I mumbled something noncommittal and changed the subject.

“I still think we should head towards home again. Maybe not drive all the way back to Minnesota, but get within striking distance.” I pointed at the journal. “I suppose if we search, we might find somebody in Albuquerque named Billy Neville, but I don’t think there was anyone on Treak’s list who wasn’t a big crook, a nasty killer or both. I don’t want to take a chance on running into somebody else who might start shooting at us.”

But Donovan was already pulling out the phonebook and flipping to the Ns.

“Neville, B.J.” the listing read. “157 Greenleaf Cir.” And there was a phone number, too, that I didn’t even bother to memorize.

“But I don’t want to find him,” I said again, more insistently. “I’m scared of these people, Donovan.”
I’m scared of what they might do to me...and especially to you.

Never before had I felt the weight of my mortality so strongly. The consequences my life—or death—would have on other people that I cared about. It wasn’t about giving up the search. I just knew I had to be grown-up enough to take my loved ones into consideration.

“I know,” he said. “Me, too.” He blew out some air. “But we’re not going back home. Not yet. And I can’t spend another day in this motel, so I have an idea. I think we need to take a little field trip today.”

“To where? The grocery store?” I glanced at the bags and boxes of food on the table that we’d both rummaged through all day yesterday and had half eaten. I was, admittedly, pretty sick of Ritz crackers and beef jerky. “Or maybe the library?”

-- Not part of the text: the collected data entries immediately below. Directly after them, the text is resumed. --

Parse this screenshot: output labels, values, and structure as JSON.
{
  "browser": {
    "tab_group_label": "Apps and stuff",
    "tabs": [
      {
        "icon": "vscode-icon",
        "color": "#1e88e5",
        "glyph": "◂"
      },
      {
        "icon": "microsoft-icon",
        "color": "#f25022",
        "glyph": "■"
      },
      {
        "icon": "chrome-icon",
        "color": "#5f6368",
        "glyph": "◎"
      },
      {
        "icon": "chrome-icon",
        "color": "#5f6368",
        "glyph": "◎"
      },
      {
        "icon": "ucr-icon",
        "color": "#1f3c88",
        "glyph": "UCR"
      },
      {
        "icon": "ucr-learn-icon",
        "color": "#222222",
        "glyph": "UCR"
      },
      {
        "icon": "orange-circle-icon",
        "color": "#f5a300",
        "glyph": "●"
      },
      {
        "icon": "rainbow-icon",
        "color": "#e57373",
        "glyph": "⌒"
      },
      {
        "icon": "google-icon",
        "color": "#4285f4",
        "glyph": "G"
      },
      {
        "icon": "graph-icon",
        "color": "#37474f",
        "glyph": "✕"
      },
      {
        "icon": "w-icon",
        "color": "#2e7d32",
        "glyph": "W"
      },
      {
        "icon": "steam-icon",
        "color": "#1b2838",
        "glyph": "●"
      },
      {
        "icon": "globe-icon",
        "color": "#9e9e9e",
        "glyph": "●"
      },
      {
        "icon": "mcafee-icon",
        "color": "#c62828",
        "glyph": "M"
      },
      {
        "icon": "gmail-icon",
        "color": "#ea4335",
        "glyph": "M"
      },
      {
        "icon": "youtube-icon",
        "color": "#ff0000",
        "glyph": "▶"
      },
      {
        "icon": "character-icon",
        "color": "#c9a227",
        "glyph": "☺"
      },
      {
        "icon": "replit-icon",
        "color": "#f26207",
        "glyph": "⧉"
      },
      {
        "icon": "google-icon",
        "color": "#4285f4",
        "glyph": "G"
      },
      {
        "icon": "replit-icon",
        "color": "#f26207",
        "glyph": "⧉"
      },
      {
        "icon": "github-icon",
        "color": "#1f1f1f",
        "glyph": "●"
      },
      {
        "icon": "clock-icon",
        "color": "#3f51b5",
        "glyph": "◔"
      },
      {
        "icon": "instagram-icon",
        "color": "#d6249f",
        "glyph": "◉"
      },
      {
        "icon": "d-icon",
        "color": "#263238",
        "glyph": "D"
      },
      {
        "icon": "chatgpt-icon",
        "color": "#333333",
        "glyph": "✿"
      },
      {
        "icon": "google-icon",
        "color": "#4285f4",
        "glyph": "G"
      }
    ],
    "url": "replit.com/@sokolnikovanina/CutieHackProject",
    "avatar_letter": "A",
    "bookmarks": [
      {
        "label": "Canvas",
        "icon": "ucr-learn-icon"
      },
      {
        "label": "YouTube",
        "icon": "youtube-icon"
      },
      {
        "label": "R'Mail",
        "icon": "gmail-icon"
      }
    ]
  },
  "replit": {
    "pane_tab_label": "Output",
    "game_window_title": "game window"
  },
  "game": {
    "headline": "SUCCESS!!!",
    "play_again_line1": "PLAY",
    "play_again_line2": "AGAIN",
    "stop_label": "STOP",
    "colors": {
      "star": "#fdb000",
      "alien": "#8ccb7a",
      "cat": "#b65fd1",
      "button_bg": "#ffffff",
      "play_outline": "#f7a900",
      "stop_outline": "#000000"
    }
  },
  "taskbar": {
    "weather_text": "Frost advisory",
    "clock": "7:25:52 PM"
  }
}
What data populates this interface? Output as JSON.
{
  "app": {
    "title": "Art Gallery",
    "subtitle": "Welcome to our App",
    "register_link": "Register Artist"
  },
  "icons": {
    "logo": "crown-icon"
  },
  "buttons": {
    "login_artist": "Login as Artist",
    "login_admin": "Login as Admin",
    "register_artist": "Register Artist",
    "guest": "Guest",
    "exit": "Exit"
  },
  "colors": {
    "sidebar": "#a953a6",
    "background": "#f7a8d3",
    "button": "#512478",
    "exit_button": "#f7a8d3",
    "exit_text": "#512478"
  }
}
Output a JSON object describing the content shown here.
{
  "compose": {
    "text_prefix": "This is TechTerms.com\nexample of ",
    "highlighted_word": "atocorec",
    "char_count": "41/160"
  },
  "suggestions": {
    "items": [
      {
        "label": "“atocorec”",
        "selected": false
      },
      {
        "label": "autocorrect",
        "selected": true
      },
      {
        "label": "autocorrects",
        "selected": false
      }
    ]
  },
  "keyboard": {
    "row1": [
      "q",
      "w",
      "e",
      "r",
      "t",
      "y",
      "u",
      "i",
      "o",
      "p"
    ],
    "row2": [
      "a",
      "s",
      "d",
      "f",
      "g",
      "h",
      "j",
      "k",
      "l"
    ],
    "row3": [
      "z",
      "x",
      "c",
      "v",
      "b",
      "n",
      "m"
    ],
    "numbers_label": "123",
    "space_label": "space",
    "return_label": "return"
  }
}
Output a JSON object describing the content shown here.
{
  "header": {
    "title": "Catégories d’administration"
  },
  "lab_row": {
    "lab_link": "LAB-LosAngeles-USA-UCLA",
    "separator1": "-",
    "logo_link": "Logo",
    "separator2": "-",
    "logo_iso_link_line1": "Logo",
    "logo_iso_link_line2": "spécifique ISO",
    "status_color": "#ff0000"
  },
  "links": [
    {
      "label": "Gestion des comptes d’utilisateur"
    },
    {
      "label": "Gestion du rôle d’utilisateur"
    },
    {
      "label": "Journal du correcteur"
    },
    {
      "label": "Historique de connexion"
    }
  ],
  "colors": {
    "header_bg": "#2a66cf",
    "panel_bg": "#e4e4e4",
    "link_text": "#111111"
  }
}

He laughed. “No. I think we need to go to Santa Fe.”

“I thought you didn’t want to drive anywhere for a few days. That the point of being at this motor lodge was to hide the Trans Am in the garage.”

“It is,” he said, thumbing back to a reference page in an earlier section of the phonebook—one with a timetable of some kind and a bunch of multicolored routes listed on it. “That’s why we’re going to take the bus.”